Le juste hait la parole mensongère, mais le méchant se rend odieux et se couvre de honte.
6 De gerechtigheid bewaart den oprechte van weg; maar de goddeloosheid zal den zondaar omkeren.
La justice garde celui qui est intègre dans sa voie, mais la méchanceté renverse le pécheur.
7 Er is een, die zichzelven rijk maakt, en niet met al heeft, en een, die zichzelven arm maakt, en heeft veel goed.
Tel fait le riche et n’a rien du tout; et tel se fait pauvre et a de grands biens.
8 Het rantsoen van ieders ziel is zijn rijkdom; maar de arme hoort het schelden niet.
La rançon pour la vie d’un homme, c’est sa richesse; mais le pauvre n’entend pas la réprimande.
9 Het licht der rechtvaardigen zal zich verblijden; maar de lamp der goddelozen zal uitgeblust worden.
La lumière des justes est joyeuse, mais la lampe des méchants s’éteindra.
10 Door hovaardigheid maakt men niet dan gekijf; maar bij de beradenen is wijsheid.
Ce n’est que de l’orgueil que vient la querelle, mais la sagesse est avec ceux qui se laissent conseiller.
11 Goed, van ijdelheid gekomen, zal verminderd worden; maar die met de hand vergadert, zal het vermeerderen.
Les biens qui viennent de la vanité diminuent, mais celui qui amasse à la main les accroîtra.
12 De uitgestelde hoop krenkt het hart; maar de begeerte, die komt, is een boom des levens.
L’attente différée rend le cœur malade, mais le désir qui arrive est un arbre de vie.
13 Die het woord veracht, die zal verdorven worden; maar wie het gebod vreest, dien zal vergolden worden.
Qui méprise la parole sera lié par elle; mais qui craint le commandement, celui-là sera récompensé.
14 Des wijzen leer is een springader des levens, om af te wijken van de strikken des doods.
L’enseignement du sage est une fontaine de vie, pour faire éviter les pièges de la mort.
15 Goed verstand geeft aangenaamheid; maar de weg der trouwelozen is streng.
Le bon sens procure la faveur, mais la voie des perfides est dure.
16 Al wie kloekzinnig is, handelt met wetenschap; maar een zot breidt dwaasheid uit.
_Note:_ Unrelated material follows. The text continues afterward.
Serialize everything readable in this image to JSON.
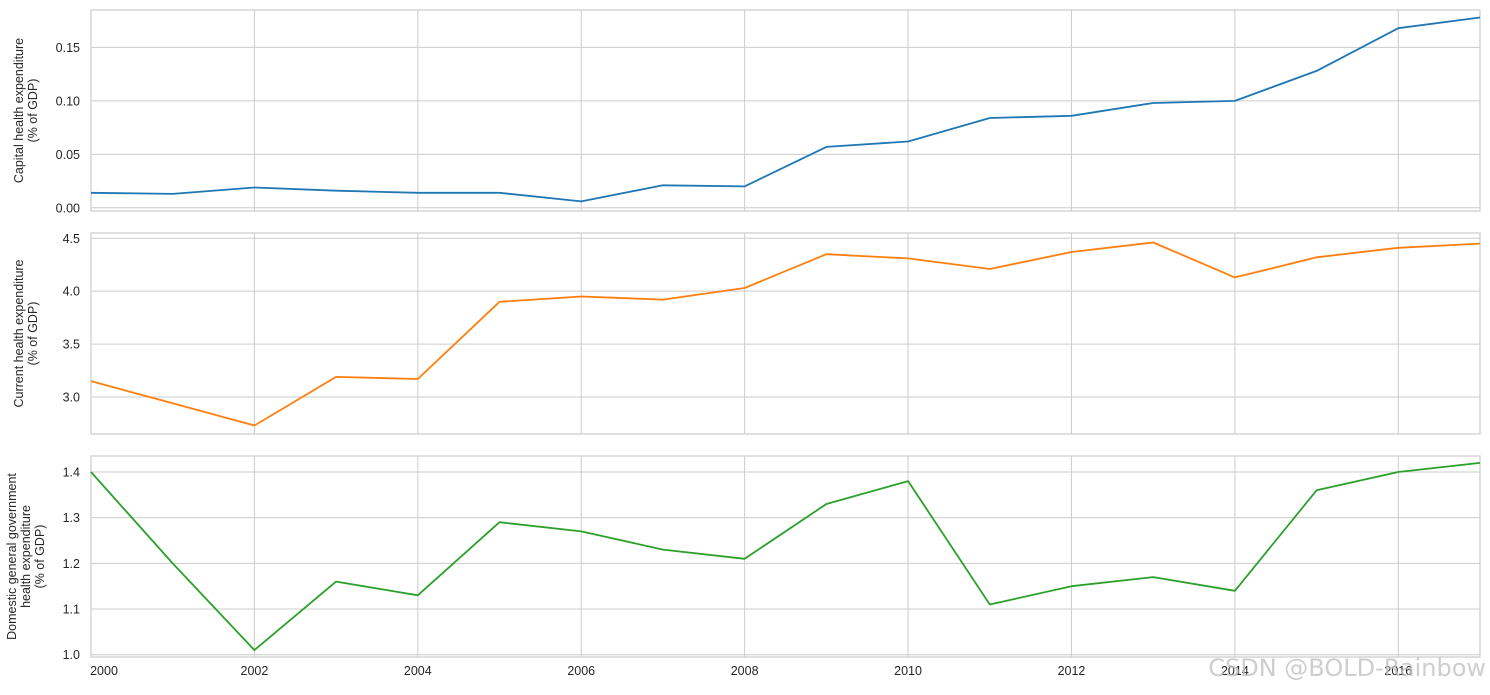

Tout homme avisé agit avec connaissance, mais le sot fait étalage de sa folie.
17 Een goddeloze bode zal in het kwaad vallen; maar een trouw gezant is medicijn.
Un messager méchant tombe dans le mal, mais un ambassadeur fidèle est santé.
18 Armoede en schande is desgenen, die de tucht verwerpt; maar die de bestraffing waarneemt; zal geeerd worden.
La pauvreté et la honte arrivent à qui rejette l’instruction, mais celui qui a égard à la répréhension sera honoré.
19 De begeerte, die geschiedt, is zoet voor de ziel; maar het is den zotten een gruwel van het kwade af te wijken.
Le désir accompli est agréable à l’âme, mais se détourner du mal est une abomination pour les sots.
20 Die met de wijzen omgaat, zal wijs worden; maar die der zotten metgezel is, zal verbroken worden.
Qui marche avec les sages devient sage, mais le compagnon des sots s’en trouvera mal.
21 Het kwaad zal de zondaars vervolgen; maar den rechtvaardige zal men goed vergelden.
Le mal poursuit les pécheurs; mais le bien est la récompense des justes.
22 De goede zal zijner kinders kinderen doen erven; maar het vermogen des zondaars is voor den rechtvaardige weggelegd.
L’homme de bien laisse un héritage aux fils de ses fils, mais la richesse du pécheur est réservée pour le juste.
23 Het ploegen der armen geeft veelheid der spijze; maar daar is een, die verteerd wordt door gebrek van oordeel.
Il y a beaucoup à manger dans le défrichement des pauvres, mais il y a ce qui se perd faute de règle.
24 Die zijn roede inhoudt, haat zijn zoon; maar die hem liefheeft, zoekt hem vroeg met tuchtiging.
Celui qui épargne la verge hait son fils, mais celui qui l’aime met de la diligence à le discipliner.
25 De rechtvaardige eet tot verzadiging zijner ziel toe; maar de buik der goddelozen zal gebrek hebben.
Le juste mange pour le rassasiement de son âme, mais le ventre des méchants aura disette.